The book begins with a broad outlook set against the recent fundamentalist views in India about the Hindu religion, its exclusivist claims and fervor against other traditions, native and foreign. There is little, if any, in Indian tradition to support these perspectives. Skepticism and heterodoxy have always been a part of our social life. We merged with what we met and we generated through all those encounters layers of complexity in our lives, argued through, embraced at every level and hardly ever forgotten.

The first part of the book, given to explaining this argumentative tradition, is the richest and the newest of Sen’s expositions. While he claims that India has the most voluminous religious literature in the world, he moves on to explain how religiosity is not a feature of the Indian way of life. Indeed, this notion that Indian life is not religious, but practical, moral and discursive works against all the stereotypes the west has harbored for years. The traditions of heterodoxy are not Hindu, since nothing in India is exclusively Hindu. From the great Buddhist traditions nurtured by Emperor Ashok or the secularist patronage of Akbar, the Indian way of life has shown that it can flourish with the practice, not just the preaching, of diversity and that it can work through all this with openness and readiness for certain fluidity in the world.

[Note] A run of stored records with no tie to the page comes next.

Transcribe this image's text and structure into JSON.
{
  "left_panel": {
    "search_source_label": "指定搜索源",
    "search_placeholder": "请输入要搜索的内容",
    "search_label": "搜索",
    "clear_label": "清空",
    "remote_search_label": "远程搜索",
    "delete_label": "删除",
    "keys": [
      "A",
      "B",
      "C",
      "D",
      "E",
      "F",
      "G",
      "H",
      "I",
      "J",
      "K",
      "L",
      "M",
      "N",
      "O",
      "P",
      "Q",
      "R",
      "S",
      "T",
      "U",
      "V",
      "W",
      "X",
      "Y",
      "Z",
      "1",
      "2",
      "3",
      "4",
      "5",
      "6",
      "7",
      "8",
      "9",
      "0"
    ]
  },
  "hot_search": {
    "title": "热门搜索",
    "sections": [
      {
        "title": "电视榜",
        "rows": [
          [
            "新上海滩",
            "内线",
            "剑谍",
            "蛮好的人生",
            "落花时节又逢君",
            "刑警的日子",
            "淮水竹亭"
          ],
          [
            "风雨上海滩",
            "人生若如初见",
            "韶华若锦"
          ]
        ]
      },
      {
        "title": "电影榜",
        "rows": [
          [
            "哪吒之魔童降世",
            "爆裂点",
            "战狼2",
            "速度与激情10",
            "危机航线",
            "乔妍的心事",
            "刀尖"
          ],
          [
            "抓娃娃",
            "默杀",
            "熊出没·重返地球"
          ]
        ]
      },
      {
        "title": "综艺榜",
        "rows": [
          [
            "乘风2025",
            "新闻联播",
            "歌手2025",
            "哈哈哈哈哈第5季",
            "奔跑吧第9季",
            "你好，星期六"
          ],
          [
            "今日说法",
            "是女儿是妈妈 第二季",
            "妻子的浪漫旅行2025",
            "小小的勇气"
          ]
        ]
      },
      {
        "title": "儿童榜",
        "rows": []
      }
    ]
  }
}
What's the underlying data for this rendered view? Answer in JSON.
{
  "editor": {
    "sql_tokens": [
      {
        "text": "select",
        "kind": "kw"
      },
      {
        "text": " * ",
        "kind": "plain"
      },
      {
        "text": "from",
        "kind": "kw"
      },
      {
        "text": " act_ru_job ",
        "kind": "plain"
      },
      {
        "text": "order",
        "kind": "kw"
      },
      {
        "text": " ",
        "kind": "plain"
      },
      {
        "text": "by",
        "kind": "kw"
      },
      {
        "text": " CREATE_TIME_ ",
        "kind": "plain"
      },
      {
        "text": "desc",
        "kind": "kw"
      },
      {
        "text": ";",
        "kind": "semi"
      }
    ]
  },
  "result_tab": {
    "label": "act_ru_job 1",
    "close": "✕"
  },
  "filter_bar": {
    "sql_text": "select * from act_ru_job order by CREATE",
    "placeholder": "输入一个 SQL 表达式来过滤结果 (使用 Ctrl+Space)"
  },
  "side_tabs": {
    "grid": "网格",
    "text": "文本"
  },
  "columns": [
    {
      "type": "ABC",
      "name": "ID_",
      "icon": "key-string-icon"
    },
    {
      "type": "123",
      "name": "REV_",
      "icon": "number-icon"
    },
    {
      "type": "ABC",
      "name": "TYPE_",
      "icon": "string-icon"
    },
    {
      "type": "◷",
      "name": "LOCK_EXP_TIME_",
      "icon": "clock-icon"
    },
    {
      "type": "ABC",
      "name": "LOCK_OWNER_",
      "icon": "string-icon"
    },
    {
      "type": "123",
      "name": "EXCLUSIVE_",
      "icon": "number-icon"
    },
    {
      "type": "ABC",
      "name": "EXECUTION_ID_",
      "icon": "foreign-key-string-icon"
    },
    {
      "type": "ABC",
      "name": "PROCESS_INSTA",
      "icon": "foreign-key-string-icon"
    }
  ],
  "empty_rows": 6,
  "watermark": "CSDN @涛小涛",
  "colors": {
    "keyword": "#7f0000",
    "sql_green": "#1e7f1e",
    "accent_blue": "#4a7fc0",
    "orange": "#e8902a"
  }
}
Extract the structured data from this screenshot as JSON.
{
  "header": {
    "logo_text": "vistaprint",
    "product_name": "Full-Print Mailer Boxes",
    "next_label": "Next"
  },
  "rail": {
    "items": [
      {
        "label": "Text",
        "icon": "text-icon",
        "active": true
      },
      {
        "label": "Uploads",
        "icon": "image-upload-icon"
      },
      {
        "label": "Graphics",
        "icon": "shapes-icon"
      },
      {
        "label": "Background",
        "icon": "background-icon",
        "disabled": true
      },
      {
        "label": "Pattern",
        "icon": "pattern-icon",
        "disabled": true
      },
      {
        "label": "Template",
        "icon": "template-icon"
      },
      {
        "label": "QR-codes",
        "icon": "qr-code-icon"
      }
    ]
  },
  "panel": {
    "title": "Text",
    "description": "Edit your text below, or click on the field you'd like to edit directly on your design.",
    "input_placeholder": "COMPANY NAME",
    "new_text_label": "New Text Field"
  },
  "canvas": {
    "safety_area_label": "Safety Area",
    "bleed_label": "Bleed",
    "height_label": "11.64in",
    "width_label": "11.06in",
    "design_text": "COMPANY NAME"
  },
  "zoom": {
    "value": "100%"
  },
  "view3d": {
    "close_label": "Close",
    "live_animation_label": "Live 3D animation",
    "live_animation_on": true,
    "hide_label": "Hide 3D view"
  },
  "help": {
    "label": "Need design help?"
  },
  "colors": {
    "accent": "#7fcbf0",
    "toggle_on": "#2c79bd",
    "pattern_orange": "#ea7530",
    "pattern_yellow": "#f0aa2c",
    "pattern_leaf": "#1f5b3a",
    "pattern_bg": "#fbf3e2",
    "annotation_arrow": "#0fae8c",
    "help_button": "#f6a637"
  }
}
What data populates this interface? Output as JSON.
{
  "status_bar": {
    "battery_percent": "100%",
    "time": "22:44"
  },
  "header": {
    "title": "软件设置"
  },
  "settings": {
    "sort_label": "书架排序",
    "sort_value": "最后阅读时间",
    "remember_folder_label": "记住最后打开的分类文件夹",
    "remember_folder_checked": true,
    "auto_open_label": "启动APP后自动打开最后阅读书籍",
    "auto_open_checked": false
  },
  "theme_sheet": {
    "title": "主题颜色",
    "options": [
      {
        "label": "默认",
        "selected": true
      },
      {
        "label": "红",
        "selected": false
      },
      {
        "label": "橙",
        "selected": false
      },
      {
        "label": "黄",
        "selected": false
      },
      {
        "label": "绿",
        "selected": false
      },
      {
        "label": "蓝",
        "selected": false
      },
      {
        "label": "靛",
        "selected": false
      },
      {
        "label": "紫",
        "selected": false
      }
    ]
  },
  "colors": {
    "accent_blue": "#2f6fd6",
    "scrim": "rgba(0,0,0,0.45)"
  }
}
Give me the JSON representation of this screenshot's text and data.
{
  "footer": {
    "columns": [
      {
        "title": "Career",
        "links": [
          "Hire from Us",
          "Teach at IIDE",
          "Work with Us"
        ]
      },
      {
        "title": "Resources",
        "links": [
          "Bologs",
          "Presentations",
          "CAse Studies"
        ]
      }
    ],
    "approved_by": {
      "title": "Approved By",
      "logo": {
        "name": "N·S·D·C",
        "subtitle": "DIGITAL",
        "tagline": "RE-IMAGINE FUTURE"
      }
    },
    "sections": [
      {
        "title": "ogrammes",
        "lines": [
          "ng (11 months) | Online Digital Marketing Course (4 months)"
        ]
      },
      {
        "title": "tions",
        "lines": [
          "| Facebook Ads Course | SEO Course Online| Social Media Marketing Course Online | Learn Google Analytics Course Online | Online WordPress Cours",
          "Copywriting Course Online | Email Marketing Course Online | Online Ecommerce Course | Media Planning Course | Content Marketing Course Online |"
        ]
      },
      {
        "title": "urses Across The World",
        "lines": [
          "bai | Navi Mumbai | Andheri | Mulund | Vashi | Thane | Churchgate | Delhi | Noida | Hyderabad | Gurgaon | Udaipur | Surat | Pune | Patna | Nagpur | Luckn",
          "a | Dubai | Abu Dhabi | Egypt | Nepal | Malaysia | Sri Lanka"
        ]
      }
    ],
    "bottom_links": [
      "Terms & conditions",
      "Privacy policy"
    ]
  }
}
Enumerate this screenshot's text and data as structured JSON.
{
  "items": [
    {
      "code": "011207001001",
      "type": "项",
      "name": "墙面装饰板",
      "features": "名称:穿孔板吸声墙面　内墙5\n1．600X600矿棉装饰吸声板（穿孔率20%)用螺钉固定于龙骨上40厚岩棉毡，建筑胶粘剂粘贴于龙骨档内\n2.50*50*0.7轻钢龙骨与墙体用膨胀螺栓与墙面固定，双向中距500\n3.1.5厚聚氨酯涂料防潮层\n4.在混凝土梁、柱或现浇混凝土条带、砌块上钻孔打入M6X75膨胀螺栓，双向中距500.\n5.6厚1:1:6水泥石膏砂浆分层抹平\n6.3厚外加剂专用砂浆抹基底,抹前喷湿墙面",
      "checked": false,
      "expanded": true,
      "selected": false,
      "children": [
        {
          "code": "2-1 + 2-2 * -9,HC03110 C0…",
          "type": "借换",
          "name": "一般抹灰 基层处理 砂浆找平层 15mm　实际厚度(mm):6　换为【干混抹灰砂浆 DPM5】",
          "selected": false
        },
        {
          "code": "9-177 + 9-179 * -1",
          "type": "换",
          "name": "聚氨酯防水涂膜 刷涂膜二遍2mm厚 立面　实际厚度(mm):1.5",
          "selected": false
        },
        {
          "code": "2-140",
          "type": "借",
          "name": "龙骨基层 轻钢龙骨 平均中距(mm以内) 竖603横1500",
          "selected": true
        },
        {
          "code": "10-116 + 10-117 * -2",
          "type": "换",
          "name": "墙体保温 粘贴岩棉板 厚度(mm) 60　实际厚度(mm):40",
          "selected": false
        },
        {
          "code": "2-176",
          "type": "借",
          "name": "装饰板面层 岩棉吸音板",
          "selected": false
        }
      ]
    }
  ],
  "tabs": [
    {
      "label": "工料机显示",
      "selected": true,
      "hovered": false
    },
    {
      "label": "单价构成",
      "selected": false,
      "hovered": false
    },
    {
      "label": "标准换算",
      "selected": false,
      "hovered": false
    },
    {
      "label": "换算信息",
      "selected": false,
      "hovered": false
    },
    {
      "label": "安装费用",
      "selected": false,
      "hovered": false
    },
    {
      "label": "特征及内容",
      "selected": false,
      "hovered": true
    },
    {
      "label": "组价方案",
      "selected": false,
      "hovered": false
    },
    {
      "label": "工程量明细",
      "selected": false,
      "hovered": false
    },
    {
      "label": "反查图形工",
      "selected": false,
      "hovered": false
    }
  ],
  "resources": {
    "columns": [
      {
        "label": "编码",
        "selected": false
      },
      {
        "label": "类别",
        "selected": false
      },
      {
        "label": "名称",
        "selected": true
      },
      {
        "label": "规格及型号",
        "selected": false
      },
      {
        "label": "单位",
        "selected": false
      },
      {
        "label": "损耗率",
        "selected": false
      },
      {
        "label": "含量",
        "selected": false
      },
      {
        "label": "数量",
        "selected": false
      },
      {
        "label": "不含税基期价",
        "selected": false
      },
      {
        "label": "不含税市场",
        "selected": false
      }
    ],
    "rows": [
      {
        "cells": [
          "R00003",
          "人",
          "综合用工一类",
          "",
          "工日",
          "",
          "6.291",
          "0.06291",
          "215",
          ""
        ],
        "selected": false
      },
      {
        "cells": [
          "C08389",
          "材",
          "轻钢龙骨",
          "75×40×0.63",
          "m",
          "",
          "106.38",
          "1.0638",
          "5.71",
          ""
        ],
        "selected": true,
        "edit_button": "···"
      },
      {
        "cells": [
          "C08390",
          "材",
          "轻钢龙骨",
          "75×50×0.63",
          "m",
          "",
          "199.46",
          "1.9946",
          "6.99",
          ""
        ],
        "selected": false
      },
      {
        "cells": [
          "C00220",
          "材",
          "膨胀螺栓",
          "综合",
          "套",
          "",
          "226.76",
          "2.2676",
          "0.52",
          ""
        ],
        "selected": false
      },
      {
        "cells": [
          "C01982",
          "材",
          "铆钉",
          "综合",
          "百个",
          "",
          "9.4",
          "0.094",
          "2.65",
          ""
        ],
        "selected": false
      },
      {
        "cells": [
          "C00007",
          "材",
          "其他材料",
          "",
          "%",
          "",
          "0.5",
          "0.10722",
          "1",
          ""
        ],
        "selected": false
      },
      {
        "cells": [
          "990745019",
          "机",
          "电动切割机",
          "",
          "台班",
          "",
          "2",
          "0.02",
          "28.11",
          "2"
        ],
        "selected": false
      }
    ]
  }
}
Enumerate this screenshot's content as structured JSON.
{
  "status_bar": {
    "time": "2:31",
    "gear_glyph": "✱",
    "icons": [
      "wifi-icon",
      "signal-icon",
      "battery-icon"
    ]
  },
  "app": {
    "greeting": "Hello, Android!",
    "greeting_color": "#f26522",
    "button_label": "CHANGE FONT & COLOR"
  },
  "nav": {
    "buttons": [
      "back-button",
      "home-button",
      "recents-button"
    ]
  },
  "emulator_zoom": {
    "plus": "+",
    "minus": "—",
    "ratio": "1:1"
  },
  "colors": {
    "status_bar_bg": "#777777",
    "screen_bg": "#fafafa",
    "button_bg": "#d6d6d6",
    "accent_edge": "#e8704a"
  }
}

One of the most engaging, intelligent public intellectuals of our time, Amartya Sen is a great defender and advocate of Indian traditions.

 

We have argued and struggled against the interpretation of India as a domineering culture, that Hinduism gives shelter to a form of thinking that is centralizing and less tolerant. The complete absence of a single logical system in Indian thought troubled every philosopher from Hegel and Nietzsche to more recently Samuel Huntington. The worship of Rama as the singular form of authority, whether in name or in delegation, has its roots in narrow and domineering interpretations of Indian traditions. Reading Bhagvad Gita, one could surmise that Krishna’s authority is singular and total. Arjuna appears in this interpretation as an obedient disciple who listens to his guru in times of trouble. This gives rise to the arrogant authority of the Brahmins and gurus. But then again in India, the Bhakti tradition truly democratizes Gita, taking the idea of interpretation to those who believe and who practice. The heuristic view of India, where plurality is not a faith, but a practice, lies at the heart of this book. Amartya Sen’s sustained exposition of this idea resonates as he moves through India’s heritage in literature, science and mathematics. No other place, he argues, has welcomed and merged various traditions within Hinduism, but also in Islam, Christianity and Buddhism.